Are you ready for a no-nonsense, quick results approach to lose stomach fat that you desperately want to get rid of?
You are absolutely right to want to get rid of it. That extra belly fat can increase your risk for diabetes, heart disease, and some types of cancer. If you have been trying hard but are still having trouble losing that stomach fat, your answer most likely lies in the kind of exercise you are doing. If you are relying on the old-school regime of sit-ups or crunches, your frustration is only going to get worse. Change your workout now and you can have the tight and toned abs you desire before you shop for those new clothes.
First on the list of your no-nonsense plan is to forget only doing sit-ups and ab crunches. These exercises do not provide the resistance you need to rip those ab muscles into shape. A solid strength training workout involving the resistance of bands, a weighted ball, or weights is the perfect type of exercise to turn those soft abdominal muscles into a rock hard six-pack. But don’t stop there! That is a good start, but if you only do the strength training, you still won’t have the results you are looking for.
In order to better understand why strength training alone doesn’t work, you will need to view the problem in a different way. When your goal is a tight, sculpted waist, you actually have two completely separate areas to work on your abdominal muscles and your layer of belly fat. If you separate the two in your mind, it will help you to see why the strength training alone doesn’t do the job. It does build your muscles, but strength training does absolutely nothing to burn the layer of fat that is covering your muscles. Is the picture looking clearer now? You basically have a nice, little blanket of fat that is hiding your muscles from view.
According to The American College of Sports Medicine, the best way to shed that blanket of fat is by eating properly and through aerobic or cardio exercise that incorporates the basics of interval training. Sounds complicated, but interval training is really quite simple.

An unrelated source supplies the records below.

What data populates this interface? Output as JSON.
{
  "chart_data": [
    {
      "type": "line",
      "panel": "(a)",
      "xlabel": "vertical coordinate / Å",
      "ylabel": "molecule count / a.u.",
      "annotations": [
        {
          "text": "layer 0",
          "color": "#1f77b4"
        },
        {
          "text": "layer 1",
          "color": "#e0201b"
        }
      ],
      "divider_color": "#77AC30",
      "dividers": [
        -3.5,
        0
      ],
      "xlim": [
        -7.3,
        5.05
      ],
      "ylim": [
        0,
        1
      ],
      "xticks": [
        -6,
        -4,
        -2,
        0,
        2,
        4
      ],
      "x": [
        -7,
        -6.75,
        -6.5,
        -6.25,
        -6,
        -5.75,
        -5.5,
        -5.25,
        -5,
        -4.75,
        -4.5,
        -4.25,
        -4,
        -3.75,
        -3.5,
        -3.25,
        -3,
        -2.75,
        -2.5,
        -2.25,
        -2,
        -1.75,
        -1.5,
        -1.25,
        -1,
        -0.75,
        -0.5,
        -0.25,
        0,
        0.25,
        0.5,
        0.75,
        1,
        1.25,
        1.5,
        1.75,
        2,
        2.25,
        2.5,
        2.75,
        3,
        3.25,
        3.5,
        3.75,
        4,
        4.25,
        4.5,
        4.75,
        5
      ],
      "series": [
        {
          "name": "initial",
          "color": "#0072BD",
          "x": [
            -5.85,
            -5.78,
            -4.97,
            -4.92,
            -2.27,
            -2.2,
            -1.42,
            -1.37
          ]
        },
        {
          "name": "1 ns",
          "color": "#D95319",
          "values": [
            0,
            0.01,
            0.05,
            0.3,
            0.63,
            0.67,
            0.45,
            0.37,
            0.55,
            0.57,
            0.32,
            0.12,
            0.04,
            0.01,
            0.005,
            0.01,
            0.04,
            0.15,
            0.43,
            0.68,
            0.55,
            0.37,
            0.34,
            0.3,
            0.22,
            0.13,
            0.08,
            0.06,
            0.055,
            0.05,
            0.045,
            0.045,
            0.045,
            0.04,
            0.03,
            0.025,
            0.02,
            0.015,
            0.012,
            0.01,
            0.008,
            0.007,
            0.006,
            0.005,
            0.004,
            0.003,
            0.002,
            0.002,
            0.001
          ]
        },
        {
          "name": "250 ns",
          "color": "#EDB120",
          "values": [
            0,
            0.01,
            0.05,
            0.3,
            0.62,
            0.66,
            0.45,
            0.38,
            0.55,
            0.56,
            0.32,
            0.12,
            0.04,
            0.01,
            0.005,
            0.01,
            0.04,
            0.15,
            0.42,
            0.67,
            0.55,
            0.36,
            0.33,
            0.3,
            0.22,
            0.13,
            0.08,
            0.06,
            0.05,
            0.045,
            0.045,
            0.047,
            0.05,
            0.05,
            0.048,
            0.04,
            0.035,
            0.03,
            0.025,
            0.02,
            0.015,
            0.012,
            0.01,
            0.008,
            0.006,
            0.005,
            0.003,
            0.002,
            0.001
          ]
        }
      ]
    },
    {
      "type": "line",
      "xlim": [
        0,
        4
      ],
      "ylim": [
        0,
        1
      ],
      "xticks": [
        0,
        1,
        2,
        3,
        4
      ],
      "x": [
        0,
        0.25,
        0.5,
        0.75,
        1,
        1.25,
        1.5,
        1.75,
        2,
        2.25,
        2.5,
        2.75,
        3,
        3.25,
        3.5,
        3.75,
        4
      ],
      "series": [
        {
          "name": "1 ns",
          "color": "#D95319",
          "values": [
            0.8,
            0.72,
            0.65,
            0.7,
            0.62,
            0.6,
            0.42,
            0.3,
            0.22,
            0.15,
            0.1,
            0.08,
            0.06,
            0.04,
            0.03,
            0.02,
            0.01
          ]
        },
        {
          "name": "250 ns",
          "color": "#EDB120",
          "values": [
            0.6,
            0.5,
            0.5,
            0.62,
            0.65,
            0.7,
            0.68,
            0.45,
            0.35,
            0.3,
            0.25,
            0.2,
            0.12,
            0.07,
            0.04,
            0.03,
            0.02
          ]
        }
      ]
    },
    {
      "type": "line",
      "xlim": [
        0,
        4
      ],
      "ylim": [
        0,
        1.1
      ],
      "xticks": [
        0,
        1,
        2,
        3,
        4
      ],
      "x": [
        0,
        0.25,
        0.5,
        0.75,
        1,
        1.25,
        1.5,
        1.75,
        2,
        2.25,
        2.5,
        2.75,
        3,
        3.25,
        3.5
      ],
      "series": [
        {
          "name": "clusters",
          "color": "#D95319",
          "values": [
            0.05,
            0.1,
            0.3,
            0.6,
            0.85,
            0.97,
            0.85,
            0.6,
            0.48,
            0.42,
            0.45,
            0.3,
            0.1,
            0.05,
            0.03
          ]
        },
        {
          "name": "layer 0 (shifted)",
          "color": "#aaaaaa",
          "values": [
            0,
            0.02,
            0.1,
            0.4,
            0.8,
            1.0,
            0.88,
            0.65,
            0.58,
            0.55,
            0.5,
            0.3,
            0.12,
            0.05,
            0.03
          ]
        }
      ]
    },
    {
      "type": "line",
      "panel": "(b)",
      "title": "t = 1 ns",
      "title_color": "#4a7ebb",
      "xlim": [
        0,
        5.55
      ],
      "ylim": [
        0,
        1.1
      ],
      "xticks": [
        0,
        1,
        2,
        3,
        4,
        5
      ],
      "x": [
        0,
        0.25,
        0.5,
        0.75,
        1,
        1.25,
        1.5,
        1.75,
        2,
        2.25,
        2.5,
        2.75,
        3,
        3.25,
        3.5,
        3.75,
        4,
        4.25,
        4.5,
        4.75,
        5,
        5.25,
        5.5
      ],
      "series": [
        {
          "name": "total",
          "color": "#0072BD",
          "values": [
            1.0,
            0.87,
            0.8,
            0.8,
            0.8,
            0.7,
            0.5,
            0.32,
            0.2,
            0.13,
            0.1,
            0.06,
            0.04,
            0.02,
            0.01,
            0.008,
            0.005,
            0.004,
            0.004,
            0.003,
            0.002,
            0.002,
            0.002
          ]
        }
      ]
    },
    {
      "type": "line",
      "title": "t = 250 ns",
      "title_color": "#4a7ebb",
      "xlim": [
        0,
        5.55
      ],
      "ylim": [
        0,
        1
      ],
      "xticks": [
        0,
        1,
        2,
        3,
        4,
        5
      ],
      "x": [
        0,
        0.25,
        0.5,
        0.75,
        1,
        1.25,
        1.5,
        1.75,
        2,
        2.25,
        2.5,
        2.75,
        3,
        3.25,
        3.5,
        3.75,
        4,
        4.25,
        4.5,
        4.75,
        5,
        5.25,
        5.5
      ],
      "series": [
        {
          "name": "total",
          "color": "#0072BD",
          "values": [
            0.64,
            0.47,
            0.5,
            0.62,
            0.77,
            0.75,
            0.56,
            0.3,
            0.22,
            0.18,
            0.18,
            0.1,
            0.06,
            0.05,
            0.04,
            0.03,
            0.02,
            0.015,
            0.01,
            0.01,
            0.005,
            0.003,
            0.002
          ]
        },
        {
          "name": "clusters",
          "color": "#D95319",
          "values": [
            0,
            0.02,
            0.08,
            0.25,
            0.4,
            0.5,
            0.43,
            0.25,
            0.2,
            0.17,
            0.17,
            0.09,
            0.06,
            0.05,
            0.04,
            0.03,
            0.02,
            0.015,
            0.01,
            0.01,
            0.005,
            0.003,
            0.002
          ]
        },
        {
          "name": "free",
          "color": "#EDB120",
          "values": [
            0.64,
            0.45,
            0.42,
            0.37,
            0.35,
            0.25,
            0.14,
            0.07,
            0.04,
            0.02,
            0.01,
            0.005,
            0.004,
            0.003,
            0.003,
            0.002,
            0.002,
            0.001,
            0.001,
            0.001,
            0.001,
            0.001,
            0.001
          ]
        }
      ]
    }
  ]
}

Interval training power packs your cardio workout by increasing the fat burning levels that your body normally experiences during a cardio session. Extra good news is that incorporating an interval workout into your cardio program won’t take any extra time. In fact, if your cardio normally takes 40 minutes to complete, you can even cut the workout down to 30 minutes and still enjoy superior results!
Interval training can be added to any form of cardio. The formula is easy. Incorporate short bursts of high intensity training to your regular level of cardio, and that’s it! Here’s an example. Let’s say you are riding a stationary bike and you usually do your entire workout at level 5 speed. Count that as your ‘standard pace.’ Start out with 8 minutes of cycling at your standard pace of level 5. Now add the short burst by cycling at level 8-10 (whatever you can handle) for perhaps 1 or 2 minutes. Once you experience the ‘burn’ switch back to level 5 for a resting or recovery stage of 8 more minutes. Keep going back and forth at these ‘intervals’ until your workout is complete. It’s not only easy, but will make the cardio less monotonous as well!
Now you have both training keys to your no-nonsense, six pack ab program! Start today and your perfectly sculpted waist can be one of the best presents you ever received!